Third, effective integration requires regulatory control that coordinates interactions among networks by shaping how information flows throughout the brain. These areas serve as regulatory hubs, reaching out to other networks to orchestrate the brain’s ongoing activities. They selectively recruit the appropriate networks for the specific task at hand—whether it be piecing together subtle clues to make sense of a problem, learning a new skill, or deciding whether a situation requires careful deliberation or a rapid, intuitive response.

Finally, Barbey says that general intelligence depends on the brain’s ability to balance local specialization with global integration. In other words, the brain functions best when tightly connected local clusters communicate well, but are still able to link to distant regions of the brain across short communication paths. This makes the most effective problem-solving possible, according to the coauthors.

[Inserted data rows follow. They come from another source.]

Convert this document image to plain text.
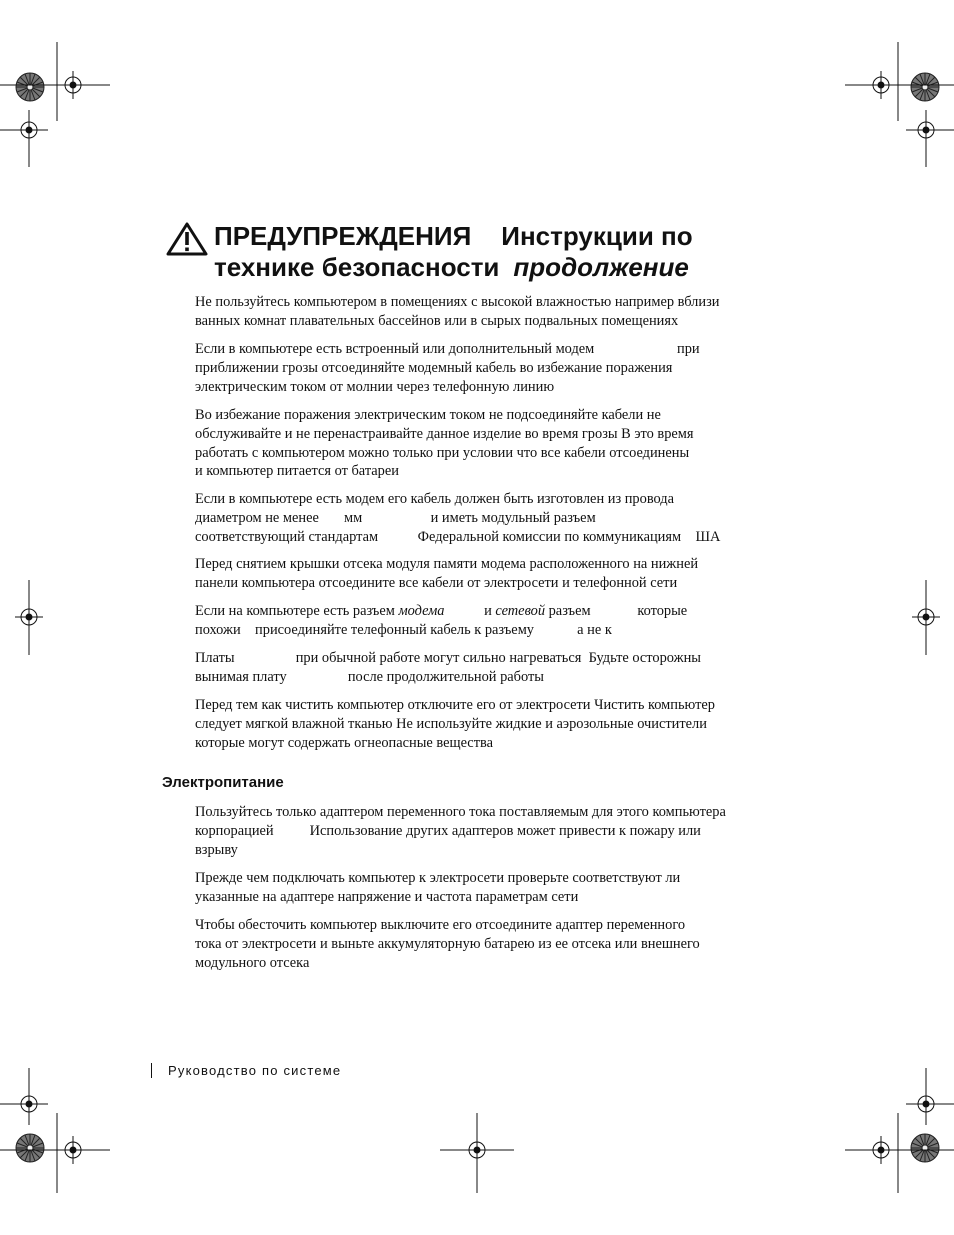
ПРЕДУПРЕЖДЕНИЯ Инструкции по
технике безопасности продолжение

Не пользуйтесь компьютером в помещениях с высокой влажностью например вблизи
ванных комнат плавательных бассейнов или в сырых подвальных помещениях

Если в компьютере есть встроенный или дополнительный модем                       при
приближении грозы отсоединяйте модемный кабель во избежание поражения
электрическим током от молнии через телефонную линию

Во избежание поражения электрическим током не подсоединяйте кабели не
обслуживайте и не перенастраивайте данное изделие во время грозы В это время
работать с компьютером можно только при условии что все кабели отсоединены
и компьютер питается от батареи

Если в компьютере есть модем его кабель должен быть изготовлен из провода
диаметром не менее       мм                   и иметь модульный разъем
соответствующий стандартам           Федеральной комиссии по коммуникациям    ША

Перед снятием крышки отсека модуля памяти модема расположенного на нижней
панели компьютера отсоедините все кабели от электросети и телефонной сети

Если на компьютере есть разъем модема           и сетевой разъем             которые
похожи    присоединяйте телефонный кабель к разъему            а не к

Платы                 при обычной работе могут сильно нагреваться  Будьте осторожны
вынимая плату                 после продолжительной работы

Перед тем как чистить компьютер отключите его от электросети Чистить компьютер
следует мягкой влажной тканью Не используйте жидкие и аэрозольные очистители
которые могут содержать огнеопасные вещества

Электропитание

Пользуйтесь только адаптером переменного тока поставляемым для этого компьютера
корпорацией          Использование других адаптеров может привести к пожару или
взрыву

Прежде чем подключать компьютер к электросети проверьте соответствуют ли
указанные на адаптере напряжение и частота параметрам сети

Чтобы обесточить компьютер выключите его отсоедините адаптер переменного
тока от электросети и выньте аккумуляторную батарею из ее отсека или внешнего
модульного отсека

Руководство по системе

The research suggests that intelligence is unified not because the brain relies on a single general-purpose processor, but because the same organizational principles shape how all cognitive functions work together.

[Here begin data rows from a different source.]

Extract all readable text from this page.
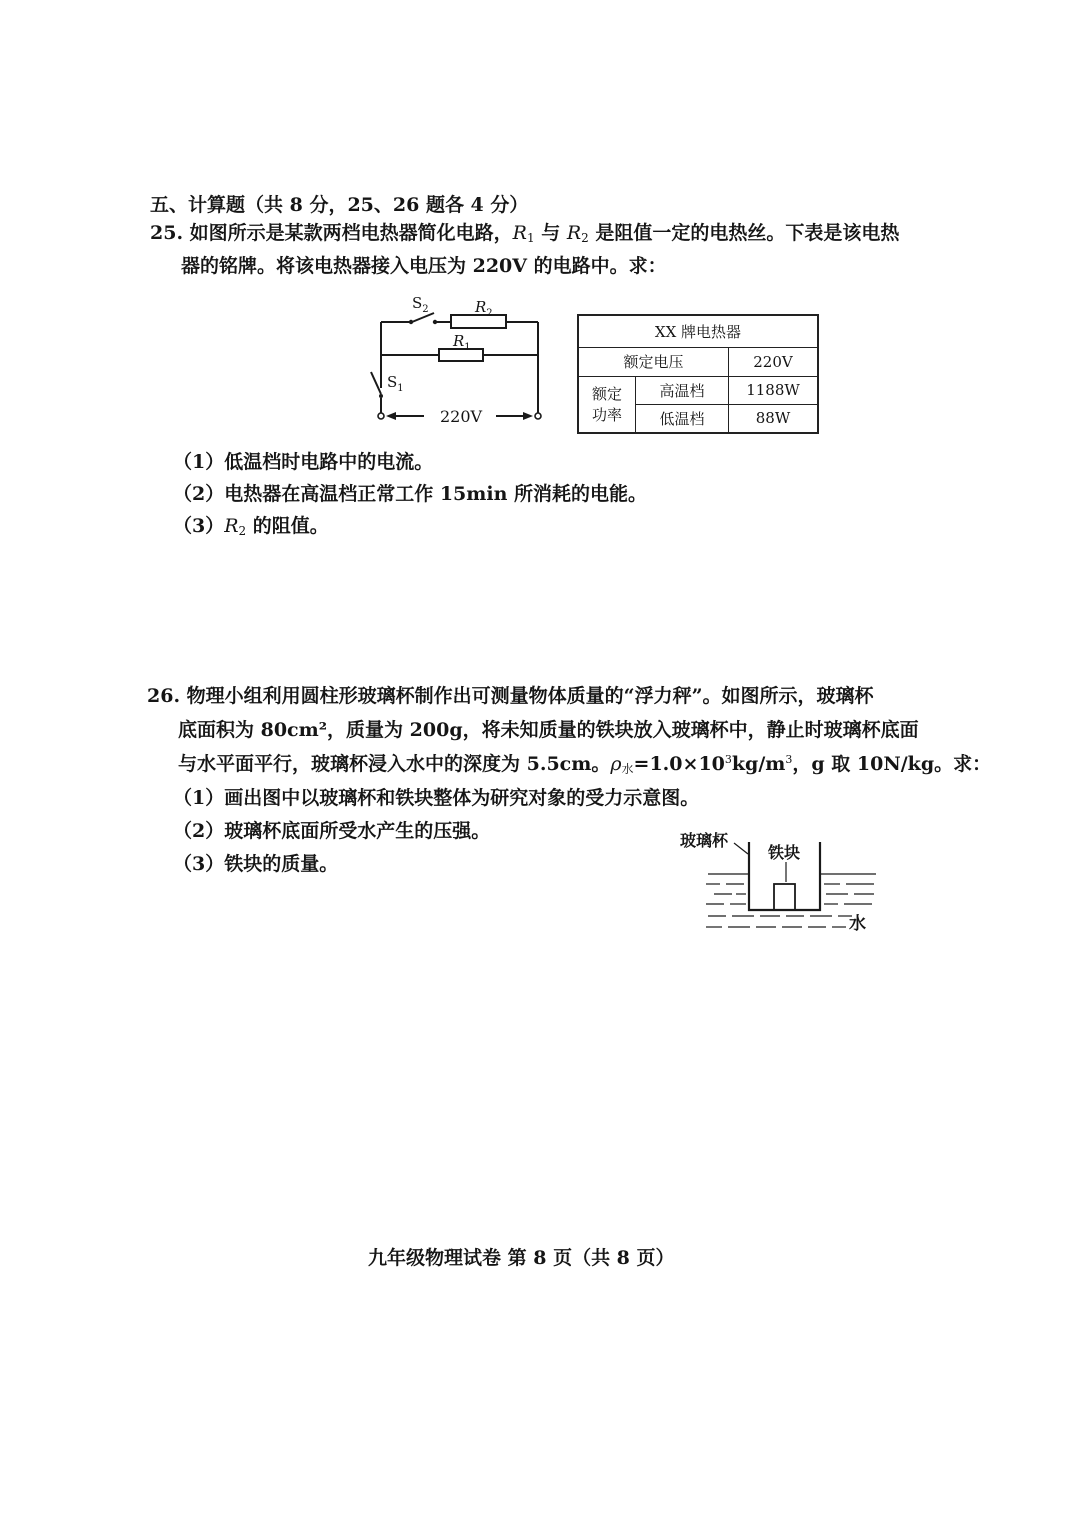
五、计算题（共 8 分，25、26 题各 4 分）
25. 如图所示是某款两档电热器简化电路，$R_1$ 与 $R_2$ 是阻值一定的电热丝。下表是该电热
器的铭牌。将该电热器接入电压为 220V 的电路中。求：
$S_2$	$R_2$
$R_1$
$S_1$
220V
XX 牌电热器		
额定电压		220V
额定
功率	高温档	1188W
	低温档	88W
（1）低温档时电路中的电流。
（2）电热器在高温档正常工作 15min 所消耗的电能。
$(3)R_2$ 的阻值。
26. 物理小组利用圆柱形玻璃杯制作出可测量物体质量的“浮力秤”。如图所示，玻璃杯
底面积为 80cm²，质量为 200g，将未知质量的铁块放入玻璃杯中，静止时玻璃杯底面
与水平面平行，玻璃杯浸入水中的深度为 5.5cm。$\rho_水=1.0\times 10^3kg/m^3$，g 取 10N/kg。求：
（1）画出图中以玻璃杯和铁块整体为研究对象的受力示意图。
（2）玻璃杯底面所受水产生的压强。
（3）铁块的质量。
玻璃杯
铁块
水
九年级物理试卷 第 8 页（共 8 页）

Across both datasets, individual differences in general intelligence were consistently associated with these system-level properties. No single region or canonical “intelligence network” accounted for the effect.

“General intelligence becomes visible when cognition is coordinated,” Barbey noted, “when many processes must work together under system-level constraints.”

Applications for artificial intelligence

The implications of this study extend beyond intelligence research, he adds. By grounding cognition in large-scale organization, the study offers a principled account of why the mind is unified at all.

This framework helps explain why intelligence develops broadly during childhood, declines with aging, and is particularly sensitive to diffuse brain injury. In each case, it is large-scale coordination—not isolated function—that changes.

The findings also inform ongoing debates about artificial intelligence and how AI models are developed. If general intelligence in humans arises from system-level organization rather than from a dedicated general-purpose mechanism, then achieving general intelligence in artificial systems may require more than the accumulation or scaling of specialized capabilities.

“This research can push us into thinking about how to use design characteristics of the human brain to motivate advances in human-centered, biologically inspired artificial intelligence,” Barbey says.

“Many AI systems can perform specific tasks very well, but they still struggle to apply what they know across different situations.” Barbey says. “Human intelligence is defined by this flexibility—and it reflects the unique organization of the human brain.”

The research was conducted with coauthors Babak Hemmatian and Lav Varshney of Stony Brook University.